The dangers for paramedics were highlighted in late January when two people were killed trying to reach six-year-old Hind Rajab, who was trapped in her family car in Gaza City and surrounded by the bodies of dead relatives after it came under fire .

The PRCS accused Israel of deliberately targeting the ambulance after the army approved the rescue mission. Israel said its forces were not in the area at the time.

Even for international aid workers, traveling to Gaza City is dangerous and logistically challenging. Unrwa halted food convoys in February after one came under fire from Israeli ships, but the need to get patients out is urgent.

“Of course we also get scared, I think that’s healthy… to understand the risk we’re putting ourselves in,” Münz said. “But I am ready, it is very important that we can start this now.”

Cadus has not been allowed to bring its own ambulances to Gaza, although the UN and the German Foreign Ministry are lobbying the Israeli government. For now, it is using PRCS vehicles – “this also increases the risk because PRCS ambulances are already targeted,” says Münz – and is trying to buy VW Crafters for conversion.

The roads have been damaged by months of fighting, so the team must be prepared for breakdowns, including extra spare tires. A large part of the route runs through a ‘red zone’ where there is still active fighting.
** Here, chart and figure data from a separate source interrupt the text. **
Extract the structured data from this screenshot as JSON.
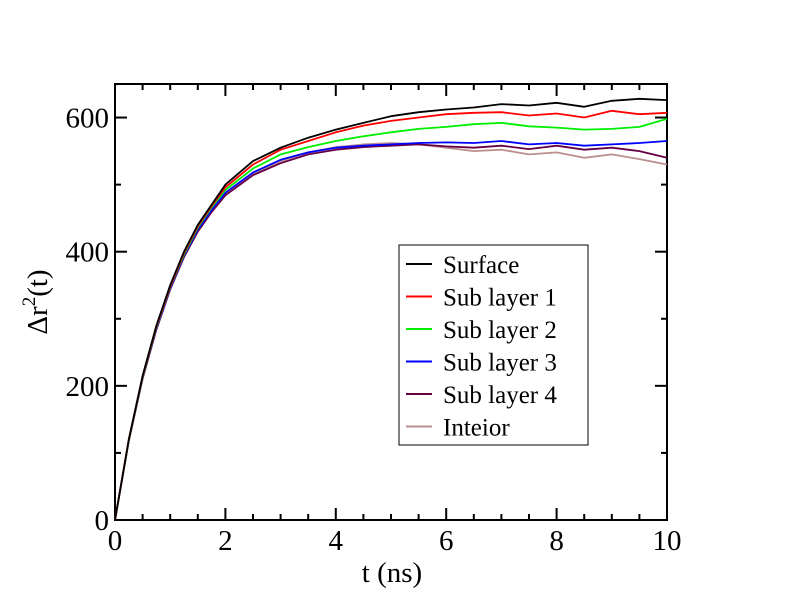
{
  "chart_data": {
    "type": "line",
    "title": "",
    "xlabel": "t (ns)",
    "ylabel_main": "Δr",
    "ylabel_sup": "2",
    "ylabel_tail": "(t)",
    "xlim": [
      0,
      10
    ],
    "ylim": [
      0,
      650
    ],
    "xticks": [
      0,
      2,
      4,
      6,
      8,
      10
    ],
    "xtick_labels": [
      "0",
      "2",
      "4",
      "6",
      "8",
      "10"
    ],
    "yticks": [
      0,
      200,
      400,
      600
    ],
    "ytick_labels": [
      "0",
      "200",
      "400",
      "600"
    ],
    "grid": false,
    "legend_position": "center-right",
    "x": [
      0,
      0.25,
      0.5,
      0.75,
      1.0,
      1.25,
      1.5,
      1.75,
      2.0,
      2.5,
      3.0,
      3.5,
      4.0,
      4.5,
      5.0,
      5.5,
      6.0,
      6.5,
      7.0,
      7.5,
      8.0,
      8.5,
      9.0,
      9.5,
      10.0
    ],
    "series": [
      {
        "name": "Surface",
        "color": "#000000",
        "values": [
          0,
          120,
          215,
          290,
          350,
          400,
          440,
          470,
          500,
          535,
          555,
          570,
          582,
          592,
          602,
          608,
          612,
          615,
          620,
          618,
          622,
          616,
          625,
          628,
          626
        ]
      },
      {
        "name": "Sub layer 1",
        "color": "#ff0000",
        "values": [
          0,
          120,
          214,
          288,
          348,
          398,
          438,
          468,
          496,
          530,
          552,
          565,
          578,
          588,
          595,
          600,
          605,
          607,
          608,
          603,
          606,
          600,
          610,
          605,
          607
        ]
      },
      {
        "name": "Sub layer 2",
        "color": "#00ee00",
        "values": [
          0,
          119,
          213,
          287,
          347,
          396,
          436,
          466,
          492,
          524,
          545,
          556,
          565,
          572,
          578,
          583,
          586,
          590,
          592,
          587,
          585,
          582,
          583,
          586,
          598
        ]
      },
      {
        "name": "Sub layer 3",
        "color": "#0000ff",
        "values": [
          0,
          119,
          212,
          285,
          345,
          394,
          433,
          462,
          488,
          518,
          537,
          548,
          555,
          558,
          560,
          562,
          563,
          562,
          565,
          560,
          562,
          558,
          560,
          562,
          565
        ]
      },
      {
        "name": "Sub layer 4",
        "color": "#660044",
        "values": [
          0,
          118,
          211,
          284,
          344,
          392,
          430,
          459,
          484,
          514,
          532,
          545,
          552,
          556,
          558,
          560,
          557,
          555,
          558,
          553,
          558,
          552,
          555,
          550,
          540
        ]
      },
      {
        "name": "Inteior",
        "color": "#bc8f8f",
        "values": [
          0,
          118,
          211,
          284,
          344,
          393,
          431,
          460,
          486,
          515,
          535,
          548,
          556,
          560,
          562,
          560,
          555,
          550,
          552,
          545,
          548,
          540,
          545,
          538,
          530
        ]
      }
    ]
  }
}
There will likely be injured people along the roads, and they won’t always have the time or resources to stop when their mission is to pick up patients from a hospital.
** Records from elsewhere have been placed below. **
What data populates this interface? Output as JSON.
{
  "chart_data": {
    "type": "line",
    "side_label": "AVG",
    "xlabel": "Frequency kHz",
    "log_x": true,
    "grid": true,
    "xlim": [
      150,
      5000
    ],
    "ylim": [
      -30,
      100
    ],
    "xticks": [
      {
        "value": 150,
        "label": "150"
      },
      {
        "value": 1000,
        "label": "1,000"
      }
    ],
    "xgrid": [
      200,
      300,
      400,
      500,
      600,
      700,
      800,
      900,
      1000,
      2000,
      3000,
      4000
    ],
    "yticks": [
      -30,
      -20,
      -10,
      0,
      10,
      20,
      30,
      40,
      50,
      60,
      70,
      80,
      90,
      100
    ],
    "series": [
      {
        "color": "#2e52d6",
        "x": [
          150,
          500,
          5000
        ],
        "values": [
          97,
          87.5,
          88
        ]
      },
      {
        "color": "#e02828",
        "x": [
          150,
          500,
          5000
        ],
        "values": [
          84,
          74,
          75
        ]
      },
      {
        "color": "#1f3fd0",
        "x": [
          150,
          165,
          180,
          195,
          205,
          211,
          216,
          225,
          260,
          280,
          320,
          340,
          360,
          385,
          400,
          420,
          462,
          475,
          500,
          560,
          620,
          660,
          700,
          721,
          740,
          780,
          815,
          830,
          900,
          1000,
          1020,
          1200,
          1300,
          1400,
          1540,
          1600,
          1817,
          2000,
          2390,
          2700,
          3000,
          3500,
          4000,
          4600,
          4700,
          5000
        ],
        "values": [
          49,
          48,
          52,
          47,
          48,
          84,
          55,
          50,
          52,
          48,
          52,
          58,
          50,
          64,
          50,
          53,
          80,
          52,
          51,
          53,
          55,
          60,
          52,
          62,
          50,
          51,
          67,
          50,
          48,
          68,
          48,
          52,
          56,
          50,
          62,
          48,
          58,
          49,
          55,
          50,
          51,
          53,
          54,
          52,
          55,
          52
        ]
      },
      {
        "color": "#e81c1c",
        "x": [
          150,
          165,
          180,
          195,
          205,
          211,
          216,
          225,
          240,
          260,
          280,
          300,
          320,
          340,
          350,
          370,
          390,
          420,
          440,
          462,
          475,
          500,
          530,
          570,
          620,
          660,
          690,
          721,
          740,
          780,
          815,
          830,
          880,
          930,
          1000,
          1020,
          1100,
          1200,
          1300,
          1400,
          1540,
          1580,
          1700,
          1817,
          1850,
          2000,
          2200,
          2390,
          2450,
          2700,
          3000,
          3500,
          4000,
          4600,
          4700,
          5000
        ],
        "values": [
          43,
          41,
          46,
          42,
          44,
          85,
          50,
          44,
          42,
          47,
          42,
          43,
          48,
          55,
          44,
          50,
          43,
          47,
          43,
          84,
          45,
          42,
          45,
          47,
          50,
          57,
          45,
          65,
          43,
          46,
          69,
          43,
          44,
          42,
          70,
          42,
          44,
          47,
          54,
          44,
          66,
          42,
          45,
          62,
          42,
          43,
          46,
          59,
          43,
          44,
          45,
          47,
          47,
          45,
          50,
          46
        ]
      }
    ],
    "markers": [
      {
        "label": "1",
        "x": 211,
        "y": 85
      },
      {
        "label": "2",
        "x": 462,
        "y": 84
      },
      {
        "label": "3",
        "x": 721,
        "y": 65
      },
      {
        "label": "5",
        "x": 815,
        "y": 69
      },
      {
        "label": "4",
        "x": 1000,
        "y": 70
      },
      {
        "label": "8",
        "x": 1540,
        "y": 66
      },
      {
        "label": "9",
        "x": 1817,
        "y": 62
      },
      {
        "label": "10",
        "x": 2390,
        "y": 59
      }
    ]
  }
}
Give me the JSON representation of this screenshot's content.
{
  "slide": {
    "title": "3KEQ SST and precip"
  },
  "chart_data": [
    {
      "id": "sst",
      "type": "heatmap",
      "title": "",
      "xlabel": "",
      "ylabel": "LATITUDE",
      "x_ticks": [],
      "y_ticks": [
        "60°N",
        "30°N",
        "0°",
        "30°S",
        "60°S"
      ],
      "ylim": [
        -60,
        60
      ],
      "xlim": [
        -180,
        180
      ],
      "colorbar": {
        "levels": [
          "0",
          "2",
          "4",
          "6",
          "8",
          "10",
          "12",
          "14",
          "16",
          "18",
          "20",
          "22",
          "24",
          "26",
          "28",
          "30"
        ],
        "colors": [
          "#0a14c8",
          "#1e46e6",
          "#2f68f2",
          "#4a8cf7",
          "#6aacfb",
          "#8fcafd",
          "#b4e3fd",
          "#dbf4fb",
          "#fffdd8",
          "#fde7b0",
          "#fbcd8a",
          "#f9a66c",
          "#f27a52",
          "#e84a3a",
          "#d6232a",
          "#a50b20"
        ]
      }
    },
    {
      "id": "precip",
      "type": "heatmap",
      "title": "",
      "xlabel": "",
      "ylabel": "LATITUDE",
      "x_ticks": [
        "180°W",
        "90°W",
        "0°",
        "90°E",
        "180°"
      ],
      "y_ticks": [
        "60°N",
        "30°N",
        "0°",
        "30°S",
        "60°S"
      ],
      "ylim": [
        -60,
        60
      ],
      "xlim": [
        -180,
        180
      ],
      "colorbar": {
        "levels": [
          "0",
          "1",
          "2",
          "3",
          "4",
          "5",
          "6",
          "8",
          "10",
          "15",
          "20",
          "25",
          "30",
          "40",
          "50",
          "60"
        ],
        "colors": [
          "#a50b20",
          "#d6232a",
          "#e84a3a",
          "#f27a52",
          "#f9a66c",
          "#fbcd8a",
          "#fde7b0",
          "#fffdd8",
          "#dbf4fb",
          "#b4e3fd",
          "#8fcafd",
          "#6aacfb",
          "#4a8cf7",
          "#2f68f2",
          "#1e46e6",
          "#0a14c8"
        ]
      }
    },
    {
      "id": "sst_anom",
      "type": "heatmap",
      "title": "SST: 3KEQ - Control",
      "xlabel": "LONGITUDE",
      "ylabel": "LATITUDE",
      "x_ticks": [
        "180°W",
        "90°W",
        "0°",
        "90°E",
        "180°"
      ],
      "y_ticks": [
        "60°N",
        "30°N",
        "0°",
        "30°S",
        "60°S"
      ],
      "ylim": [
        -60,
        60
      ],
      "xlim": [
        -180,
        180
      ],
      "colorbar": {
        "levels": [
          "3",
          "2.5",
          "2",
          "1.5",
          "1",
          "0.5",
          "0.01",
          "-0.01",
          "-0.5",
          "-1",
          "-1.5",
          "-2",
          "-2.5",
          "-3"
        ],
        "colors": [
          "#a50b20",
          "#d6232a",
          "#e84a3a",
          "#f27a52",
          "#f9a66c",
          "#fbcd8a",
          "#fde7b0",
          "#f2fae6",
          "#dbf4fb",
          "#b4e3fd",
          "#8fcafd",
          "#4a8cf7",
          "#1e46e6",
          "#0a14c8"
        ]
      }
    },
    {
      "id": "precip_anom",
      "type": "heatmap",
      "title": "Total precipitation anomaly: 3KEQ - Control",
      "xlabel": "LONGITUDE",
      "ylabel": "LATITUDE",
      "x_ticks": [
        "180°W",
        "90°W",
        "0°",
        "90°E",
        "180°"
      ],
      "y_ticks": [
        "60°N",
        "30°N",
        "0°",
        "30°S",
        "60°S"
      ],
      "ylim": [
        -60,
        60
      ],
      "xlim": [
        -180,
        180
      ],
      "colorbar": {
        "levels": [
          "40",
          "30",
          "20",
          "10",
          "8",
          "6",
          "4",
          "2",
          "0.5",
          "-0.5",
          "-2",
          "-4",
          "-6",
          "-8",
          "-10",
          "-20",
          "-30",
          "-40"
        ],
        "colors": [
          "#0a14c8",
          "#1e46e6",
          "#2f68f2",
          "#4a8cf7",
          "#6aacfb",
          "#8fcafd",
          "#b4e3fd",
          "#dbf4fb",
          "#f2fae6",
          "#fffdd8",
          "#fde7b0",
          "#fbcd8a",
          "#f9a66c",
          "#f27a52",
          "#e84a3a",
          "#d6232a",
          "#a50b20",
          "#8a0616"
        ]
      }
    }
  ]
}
“There’s a real chance that there will be mass casualties along the way… seriously injured people lying on the street because they got hit by a sniper or whatever,” he said. “So it will also be mentally difficult for the team.”

He hopes the first evacuations will take place this week. The WHO is providing the names of patients referred to the Israeli military, which is expected to take two to four days before they are approved. The Israeli army then gives a time and route for the evacuation.

skip the newsletter promotion

On Monday, a Cadus team on a pilot mission reached al-Shifa hospital, one of two still functioning at a limited capacity and serving an estimated 300,000 people trapped in northern Gaza.

Aid workers have described a “siege within a siege” in northern Gaza, with widespread hunger and “famine”. More than a hundred people were killed when Israeli forces fired near a desperate crowd surrounding an aid convoy in late February.

Cadus, which has also operated in emergencies in Ukraine, Iraq, Syria, Bosnia and the Mediterranean, began its mission in Gaza in early February and opened a trauma stabilization point in Khan Younis district.

Patients from there are sent to Rafah where there are better equipped field hospitals and some may be transferred to Egypt.

The logistics of operating in Gaza, even in the south, are extremely challenging. Each team of eight must bring all their own food, water and medical supplies, and staff who volunteer there are warned that they cannot immediately change their minds. Once in Gaza, it takes at least eight days before you receive permission from the Israeli authorities to cross the border again.

The team sees an average of 25 to 45 patients per day. About a third of the people treated so far are children, including a girl whose leg was broken by an aid package air-dropped into the area, Münz said.

Münz described a situation he had never experienced in other conflict zones, where patients injured in the ‘red zone’ had to find their own way to the hospital, in relatives’ cars or on donkey carts, or even on foot, because it is too dangerous. to send ambulances to pick them up. Many die along the way.

“People need to come to our trauma stabilization points themselves,” he said. “This means that there are so many patients who are seriously injured and don’t even reach our (medics).

“Of course, we have also seen civilians killed or targeted in Ukraine,” he said. “But what we see here, what goes into our trauma stabilization point, the deaths upon arrival, sometimes when they just take an entire family, the mother, the father and the children. Sometimes it’s really hard to understand why it has to be done this way.”